Её телохранитель (ЛП) - Пейдж Сабрина. Страница 71
— Потому что он простолюдин? — недоверчиво спрашиваю я.
— Он простолюдин и воспользовался своим положением, — отвечает отец.
Я указываю на Софию.
— Она простолюдинка! Ты женишься на простолюдинке! Альби и Белль публично заявили о своей любви, а Белль — простолюдинка!

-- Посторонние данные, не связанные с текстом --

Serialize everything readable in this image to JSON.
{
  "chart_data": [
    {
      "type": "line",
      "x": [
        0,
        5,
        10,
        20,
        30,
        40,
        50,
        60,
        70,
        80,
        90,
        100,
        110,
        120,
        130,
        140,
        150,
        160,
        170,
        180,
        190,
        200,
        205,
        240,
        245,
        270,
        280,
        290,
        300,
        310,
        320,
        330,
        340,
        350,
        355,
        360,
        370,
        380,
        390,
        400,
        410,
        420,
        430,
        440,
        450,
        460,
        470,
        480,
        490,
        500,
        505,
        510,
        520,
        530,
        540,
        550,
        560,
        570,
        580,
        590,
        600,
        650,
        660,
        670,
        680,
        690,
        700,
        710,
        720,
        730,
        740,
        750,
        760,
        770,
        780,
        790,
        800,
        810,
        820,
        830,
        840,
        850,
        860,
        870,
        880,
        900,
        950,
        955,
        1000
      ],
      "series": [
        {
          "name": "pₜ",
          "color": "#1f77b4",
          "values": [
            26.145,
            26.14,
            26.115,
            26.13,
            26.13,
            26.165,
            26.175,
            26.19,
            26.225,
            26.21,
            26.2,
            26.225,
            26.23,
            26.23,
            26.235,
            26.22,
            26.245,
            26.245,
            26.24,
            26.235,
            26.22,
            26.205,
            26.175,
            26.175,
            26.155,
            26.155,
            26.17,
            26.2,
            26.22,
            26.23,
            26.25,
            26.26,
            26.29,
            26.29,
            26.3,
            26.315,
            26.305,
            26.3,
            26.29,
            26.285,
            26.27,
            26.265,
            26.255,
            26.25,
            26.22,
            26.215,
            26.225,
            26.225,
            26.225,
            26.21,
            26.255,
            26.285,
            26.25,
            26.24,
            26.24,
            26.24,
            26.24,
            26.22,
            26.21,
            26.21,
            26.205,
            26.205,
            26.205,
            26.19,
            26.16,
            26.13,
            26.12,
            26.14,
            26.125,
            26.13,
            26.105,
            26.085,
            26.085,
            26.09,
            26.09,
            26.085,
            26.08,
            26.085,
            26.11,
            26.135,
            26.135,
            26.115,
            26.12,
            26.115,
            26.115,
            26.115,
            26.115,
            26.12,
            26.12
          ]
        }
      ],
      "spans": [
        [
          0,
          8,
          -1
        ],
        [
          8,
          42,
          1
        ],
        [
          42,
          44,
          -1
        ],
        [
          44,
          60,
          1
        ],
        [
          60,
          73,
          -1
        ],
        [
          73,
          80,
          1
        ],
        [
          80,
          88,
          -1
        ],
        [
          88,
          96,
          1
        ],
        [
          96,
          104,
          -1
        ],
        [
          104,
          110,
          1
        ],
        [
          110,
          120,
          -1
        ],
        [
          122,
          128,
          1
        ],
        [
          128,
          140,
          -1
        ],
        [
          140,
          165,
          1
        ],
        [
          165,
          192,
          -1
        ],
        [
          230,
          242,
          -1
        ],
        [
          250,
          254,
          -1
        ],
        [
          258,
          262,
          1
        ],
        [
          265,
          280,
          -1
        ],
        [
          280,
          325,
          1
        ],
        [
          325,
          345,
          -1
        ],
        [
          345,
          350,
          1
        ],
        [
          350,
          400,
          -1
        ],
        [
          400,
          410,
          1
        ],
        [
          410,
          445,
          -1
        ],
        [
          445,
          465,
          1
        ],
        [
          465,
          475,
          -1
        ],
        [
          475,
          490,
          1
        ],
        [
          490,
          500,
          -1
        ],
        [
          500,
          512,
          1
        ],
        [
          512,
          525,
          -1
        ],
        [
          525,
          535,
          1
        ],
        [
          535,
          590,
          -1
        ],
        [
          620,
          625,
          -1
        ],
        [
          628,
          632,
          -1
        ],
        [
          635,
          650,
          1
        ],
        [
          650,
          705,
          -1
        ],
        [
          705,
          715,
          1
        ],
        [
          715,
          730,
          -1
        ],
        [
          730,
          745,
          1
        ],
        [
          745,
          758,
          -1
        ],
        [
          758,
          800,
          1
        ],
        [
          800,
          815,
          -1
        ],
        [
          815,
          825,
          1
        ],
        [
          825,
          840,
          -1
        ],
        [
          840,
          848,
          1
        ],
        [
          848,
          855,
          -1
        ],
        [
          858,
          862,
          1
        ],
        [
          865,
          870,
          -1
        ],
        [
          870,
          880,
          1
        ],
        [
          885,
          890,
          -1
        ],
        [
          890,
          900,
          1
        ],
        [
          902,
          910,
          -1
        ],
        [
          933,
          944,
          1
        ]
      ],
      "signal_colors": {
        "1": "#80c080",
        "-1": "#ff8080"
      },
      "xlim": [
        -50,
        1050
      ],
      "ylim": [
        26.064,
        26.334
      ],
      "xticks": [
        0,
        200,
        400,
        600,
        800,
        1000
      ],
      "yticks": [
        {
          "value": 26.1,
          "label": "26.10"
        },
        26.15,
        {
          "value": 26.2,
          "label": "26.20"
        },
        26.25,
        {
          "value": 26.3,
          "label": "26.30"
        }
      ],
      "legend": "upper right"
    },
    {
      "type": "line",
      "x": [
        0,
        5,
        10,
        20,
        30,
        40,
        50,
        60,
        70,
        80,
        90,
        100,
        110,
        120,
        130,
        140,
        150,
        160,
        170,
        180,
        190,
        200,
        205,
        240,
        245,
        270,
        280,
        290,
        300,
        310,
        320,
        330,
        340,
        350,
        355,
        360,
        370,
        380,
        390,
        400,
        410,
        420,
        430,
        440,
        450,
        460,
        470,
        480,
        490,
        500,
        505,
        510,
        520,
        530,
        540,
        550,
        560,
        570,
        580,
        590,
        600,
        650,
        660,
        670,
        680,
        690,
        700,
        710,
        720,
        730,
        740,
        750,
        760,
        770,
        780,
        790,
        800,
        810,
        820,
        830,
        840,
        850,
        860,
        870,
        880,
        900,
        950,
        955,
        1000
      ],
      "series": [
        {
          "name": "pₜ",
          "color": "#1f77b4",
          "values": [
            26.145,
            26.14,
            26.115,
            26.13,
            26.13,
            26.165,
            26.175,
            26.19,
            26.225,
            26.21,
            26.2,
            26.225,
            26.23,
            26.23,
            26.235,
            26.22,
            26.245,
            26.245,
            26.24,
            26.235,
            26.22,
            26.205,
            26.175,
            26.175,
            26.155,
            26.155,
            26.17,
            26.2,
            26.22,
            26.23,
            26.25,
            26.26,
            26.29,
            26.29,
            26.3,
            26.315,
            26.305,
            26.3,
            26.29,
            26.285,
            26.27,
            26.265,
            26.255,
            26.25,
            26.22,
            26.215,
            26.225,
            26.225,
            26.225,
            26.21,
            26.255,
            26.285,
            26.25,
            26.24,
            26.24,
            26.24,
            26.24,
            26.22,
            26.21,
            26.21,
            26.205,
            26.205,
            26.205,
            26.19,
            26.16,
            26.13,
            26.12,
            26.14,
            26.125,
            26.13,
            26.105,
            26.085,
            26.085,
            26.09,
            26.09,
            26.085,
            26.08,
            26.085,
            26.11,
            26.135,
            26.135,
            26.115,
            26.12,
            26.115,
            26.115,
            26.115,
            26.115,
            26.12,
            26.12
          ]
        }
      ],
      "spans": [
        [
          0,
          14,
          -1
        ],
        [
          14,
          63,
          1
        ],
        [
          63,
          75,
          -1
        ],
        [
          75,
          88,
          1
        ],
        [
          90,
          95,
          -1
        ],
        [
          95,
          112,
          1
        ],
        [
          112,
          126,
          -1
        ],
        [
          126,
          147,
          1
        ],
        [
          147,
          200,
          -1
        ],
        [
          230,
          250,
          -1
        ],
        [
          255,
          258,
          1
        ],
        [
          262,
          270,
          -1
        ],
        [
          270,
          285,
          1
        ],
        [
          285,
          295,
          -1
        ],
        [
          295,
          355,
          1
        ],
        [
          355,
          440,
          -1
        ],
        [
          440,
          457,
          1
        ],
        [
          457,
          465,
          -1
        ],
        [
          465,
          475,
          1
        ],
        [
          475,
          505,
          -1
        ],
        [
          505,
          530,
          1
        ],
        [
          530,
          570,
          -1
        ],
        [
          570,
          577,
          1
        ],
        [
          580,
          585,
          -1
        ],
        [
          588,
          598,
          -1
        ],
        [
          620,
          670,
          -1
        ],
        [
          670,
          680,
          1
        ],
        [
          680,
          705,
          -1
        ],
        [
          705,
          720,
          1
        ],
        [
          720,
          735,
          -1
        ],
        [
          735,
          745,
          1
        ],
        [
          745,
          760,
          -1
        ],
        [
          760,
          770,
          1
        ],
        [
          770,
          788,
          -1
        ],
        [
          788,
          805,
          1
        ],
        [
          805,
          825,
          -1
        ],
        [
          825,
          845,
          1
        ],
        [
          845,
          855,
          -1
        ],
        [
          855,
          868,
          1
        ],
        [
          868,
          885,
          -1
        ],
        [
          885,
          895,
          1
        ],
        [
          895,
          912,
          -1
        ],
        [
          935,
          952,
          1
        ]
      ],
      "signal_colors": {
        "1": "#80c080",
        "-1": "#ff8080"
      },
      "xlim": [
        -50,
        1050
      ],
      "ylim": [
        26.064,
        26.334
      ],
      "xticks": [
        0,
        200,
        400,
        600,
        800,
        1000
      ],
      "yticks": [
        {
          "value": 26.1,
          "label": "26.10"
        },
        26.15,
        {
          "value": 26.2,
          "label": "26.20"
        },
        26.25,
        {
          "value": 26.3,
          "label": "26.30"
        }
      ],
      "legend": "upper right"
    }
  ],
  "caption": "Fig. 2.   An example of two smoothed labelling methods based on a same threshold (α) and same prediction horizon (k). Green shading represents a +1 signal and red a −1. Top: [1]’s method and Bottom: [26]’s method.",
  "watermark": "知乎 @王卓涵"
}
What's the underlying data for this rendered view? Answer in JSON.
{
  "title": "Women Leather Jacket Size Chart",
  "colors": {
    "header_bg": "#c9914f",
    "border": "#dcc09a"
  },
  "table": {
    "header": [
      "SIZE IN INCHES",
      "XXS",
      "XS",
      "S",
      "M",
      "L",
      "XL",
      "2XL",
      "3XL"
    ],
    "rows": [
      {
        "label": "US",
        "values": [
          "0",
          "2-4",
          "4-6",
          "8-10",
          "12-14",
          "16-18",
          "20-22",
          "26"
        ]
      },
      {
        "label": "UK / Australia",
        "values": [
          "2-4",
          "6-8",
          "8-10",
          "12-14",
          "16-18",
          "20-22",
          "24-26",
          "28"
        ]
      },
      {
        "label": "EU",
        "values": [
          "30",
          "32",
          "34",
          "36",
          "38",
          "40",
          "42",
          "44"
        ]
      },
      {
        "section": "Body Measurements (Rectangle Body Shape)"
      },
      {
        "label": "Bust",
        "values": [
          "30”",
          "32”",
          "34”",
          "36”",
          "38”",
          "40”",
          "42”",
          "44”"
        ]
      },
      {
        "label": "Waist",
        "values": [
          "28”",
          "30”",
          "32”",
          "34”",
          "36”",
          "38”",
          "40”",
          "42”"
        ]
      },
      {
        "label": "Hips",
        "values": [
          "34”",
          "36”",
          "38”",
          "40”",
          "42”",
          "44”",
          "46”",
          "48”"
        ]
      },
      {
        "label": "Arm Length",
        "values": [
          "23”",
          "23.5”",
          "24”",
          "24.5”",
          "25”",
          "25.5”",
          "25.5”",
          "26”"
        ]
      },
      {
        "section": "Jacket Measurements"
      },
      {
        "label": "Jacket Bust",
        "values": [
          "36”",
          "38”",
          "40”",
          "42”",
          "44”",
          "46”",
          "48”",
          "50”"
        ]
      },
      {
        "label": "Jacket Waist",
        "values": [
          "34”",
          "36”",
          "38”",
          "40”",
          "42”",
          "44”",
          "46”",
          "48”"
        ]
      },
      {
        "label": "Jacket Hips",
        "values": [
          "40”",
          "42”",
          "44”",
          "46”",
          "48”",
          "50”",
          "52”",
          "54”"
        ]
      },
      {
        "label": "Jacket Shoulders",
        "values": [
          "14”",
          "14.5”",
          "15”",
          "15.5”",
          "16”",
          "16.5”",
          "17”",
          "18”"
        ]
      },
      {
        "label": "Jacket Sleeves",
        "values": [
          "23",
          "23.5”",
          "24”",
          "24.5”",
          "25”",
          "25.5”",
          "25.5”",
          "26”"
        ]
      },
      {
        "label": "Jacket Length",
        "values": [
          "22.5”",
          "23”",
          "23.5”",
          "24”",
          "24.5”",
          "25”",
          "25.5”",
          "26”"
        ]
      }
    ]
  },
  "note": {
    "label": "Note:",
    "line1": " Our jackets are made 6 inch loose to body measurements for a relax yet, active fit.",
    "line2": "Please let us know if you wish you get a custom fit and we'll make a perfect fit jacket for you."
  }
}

— Это не ты, — громко кричит отец.
— Ты всегда так во мне разочаровываешься, — кричу я в ответ. — Я принцесса, которая никогда не была достаточно хороша, чтобы быть принцессой, так почему тебя волнует, кого я люблю?
— Ты моя единственная дочь! — кричит король. — Он недостаточно хорош для тебя!
— Недостаточно хорош для меня? Он слишком хорош для меня! — кричу ему в ответ, слова начинают овладевать мной. — Он верен и стабилен. Он так чертовски стабилен, что я думала, что он скучный, такой скучный в начале, но это не так. Он настоящий, и он не чертовски претенциозный, и ему не всё равно, что со мной будет, и я ненавидела его с самого начала… Только больше я не ненавижу его. Я люблю его!
Я резко останавливаюсь, хватая ртом воздух. Я никогда раньше не произносила это слово вслух, и оно повисло в пространстве комнаты, чуждое для моих ушей. Но это правда.
Я люблю его.
София прерывает меня, её рука тянется к руке моего отца.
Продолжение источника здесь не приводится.